When couples are trying for a baby, men should abstain from alcohol at least six months before fertilization and women at least one year, according to new research.
When compared to abstinence from alcohol, fathers who drank in the three months leading up to conception saw a 44 percent increased risk of their child developing congenital heart disease (CHD). When it comes to binge drinking, defined by five or more drinks per sitting, men saw a 52 percent increased risk of their offspring developing a number of birth defects. For mothers, that risk was just 16 percent in both cases.
“Binge drinking by would-be parents is a high risk and dangerous behavior that not only may increase the chance of their baby being born with a heart defect, but also greatly damages their own health,” said study author Jiabi Qin, from Xiangya School of Public Health, in a statement.
Alcohol is a teratogen, an agent that causes the malformation of an embryo, and has been connected with fetal alcohol syndrome. About one-in-four children with fetal alcohol syndrome will also have CHD. It is the most common birth defect, affecting 1 percent of all live births and making it the leading non-infectious cause of infant death.
Previous studies have focused on a child’s risk of such disorders by way of their mother’s alcohol consumption leading up to and during pregnancy, but have largely produced inconsistent results. To analyze a father’s associated risk, the team conducted a meta-analysis of data from 1991 to 2019 from 55 studies of more than 41,000 babies with CHD and nearly 300,000 without. Across these studies, they searched for associated keywords like “congenital heart disease” or “cardiovascular malformation” and compared them against alcohol exposure.

They found that as a father’s alcohol consumption increased, so did his offspring’s likelihood of developing CHD, but the relationship was not “statistically significant at the lower quantities”. A mother’s drinking led to a 20 percent greater risk of tetralogy of Fallot, a combination of four abnormalities in the heart structure that results in blue-tinged skin color. Furthermore, CHD is concurrent in almost three-quarters of cases of FAS.
The authors are also quick to caution that their study does not prove that a father’s drinking is more harmful than the mother’s.
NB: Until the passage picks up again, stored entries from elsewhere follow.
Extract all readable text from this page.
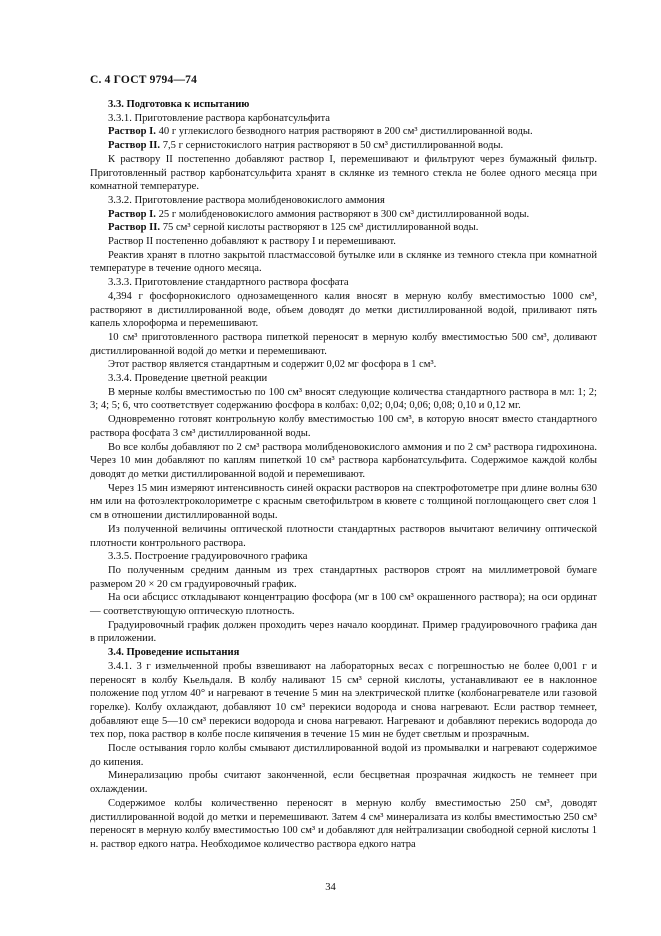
С. 4 ГОСТ 9794—74

3.3. Подготовка к испытанию

3.3.1. Приготовление раствора карбонатсульфита

Раствор I. 40 г углекислого безводного натрия растворяют в 200 см³ дистиллированной воды.

Раствор II. 7,5 г сернистокислого натрия растворяют в 50 см³ дистиллированной воды.

К раствору II постепенно добавляют раствор I, перемешивают и фильтруют через бумажный фильтр. Приготовленный раствор карбонатсульфита хранят в склянке из темного стекла не более одного месяца при комнатной температуре.

3.3.2. Приготовление раствора молибденовокислого аммония

Раствор I. 25 г молибденовокислого аммония растворяют в 300 см³ дистиллированной воды.

Раствор II. 75 см³ серной кислоты растворяют в 125 см³ дистиллированной воды.

Раствор II постепенно добавляют к раствору I и перемешивают.

Реактив хранят в плотно закрытой пластмассовой бутылке или в склянке из темного стекла при комнатной температуре в течение одного месяца.

3.3.3. Приготовление стандартного раствора фосфата

4,394 г фосфорнокислого однозамещенного калия вносят в мерную колбу вместимостью 1000 см³, растворяют в дистиллированной воде, объем доводят до метки дистиллированной водой, приливают пять капель хлороформа и перемешивают.

10 см³ приготовленного раствора пипеткой переносят в мерную колбу вместимостью 500 см³, доливают дистиллированной водой до метки и перемешивают.

Этот раствор является стандартным и содержит 0,02 мг фосфора в 1 см³.

3.3.4. Проведение цветной реакции

В мерные колбы вместимостью по 100 см³ вносят следующие количества стандартного раствора в мл: 1; 2; 3; 4; 5; 6, что соответствует содержанию фосфора в колбах: 0,02; 0,04; 0,06; 0,08; 0,10 и 0,12 мг.

Одновременно готовят контрольную колбу вместимостью 100 см³, в которую вносят вместо стандартного раствора фосфата 3 см³ дистиллированной воды.

Во все колбы добавляют по 2 см³ раствора молибденовокислого аммония и по 2 см³ раствора гидрохинона. Через 10 мин добавляют по каплям пипеткой 10 см³ раствора карбонатсульфита. Содержимое каждой колбы доводят до метки дистиллированной водой и перемешивают.

Через 15 мин измеряют интенсивность синей окраски растворов на спектрофотометре при длине волны 630 нм или на фотоэлектроколориметре с красным светофильтром в кювете с толщиной поглощающего свет слоя 1 см в отношении дистиллированной воды.

Из полученной величины оптической плотности стандартных растворов вычитают величину оптической плотности контрольного раствора.

3.3.5. Построение градуировочного графика

По полученным средним данным из трех стандартных растворов строят на миллиметровой бумаге размером 20 × 20 см градуировочный график.

На оси абсцисс откладывают концентрацию фосфора (мг в 100 см³ окрашенного раствора); на оси ординат — соответствующую оптическую плотность.

Градуировочный график должен проходить через начало координат. Пример градуировочного графика дан в приложении.

3.4. Проведение испытания

3.4.1. 3 г измельченной пробы взвешивают на лабораторных весах с погрешностью не более 0,001 г и переносят в колбу Кьельдаля. В колбу наливают 15 см³ серной кислоты, устанавливают ее в наклонное положение под углом 40° и нагревают в течение 5 мин на электрической плитке (колбонагревателе или газовой горелке). Колбу охлаждают, добавляют 10 см³ перекиси водорода и снова нагревают. Если раствор темнеет, добавляют еще 5—10 см³ перекиси водорода и снова нагревают. Нагревают и добавляют перекись водорода до тех пор, пока раствор в колбе после кипячения в течение 15 мин не будет светлым и прозрачным.

После остывания горло колбы смывают дистиллированной водой из промывалки и нагревают содержимое до кипения.

Минерализацию пробы считают законченной, если бесцветная прозрачная жидкость не темнеет при охлаждении.

Содержимое колбы количественно переносят в мерную колбу вместимостью 250 см³, доводят дистиллированной водой до метки и перемешивают. Затем 4 см³ минерализата из колбы вместимостью 250 см³ переносят в мерную колбу вместимостью 100 см³ и добавляют для нейтрализации свободной серной кислоты 1 н. раствор едкого натра. Необходимое количество раствора едкого натра

34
Neither does it determine a hard point in time in the months leading up to conception by which either parent should stop consuming alcohol. CHD is a condition that is influenced by a variety of factors, including chromosomal anomalies, maternal illnesses, and prenatal exposures to toxins or therapeutic drugs.
“The underlying mechanisms connecting parental alcohol and congenital heart diseases are uncertain and warrant further research,” said Quin. “Although our analysis has limitations – for example, the type of alcohol was not recorded – it does indicate that men and women planning a family should give up alcohol.”
Published in the European Journal of Preventive Cardiology, the findings add to a growing understanding of how alcohol affects pregnancy and could help to inform public health implications as well as guide future health education on associated risks.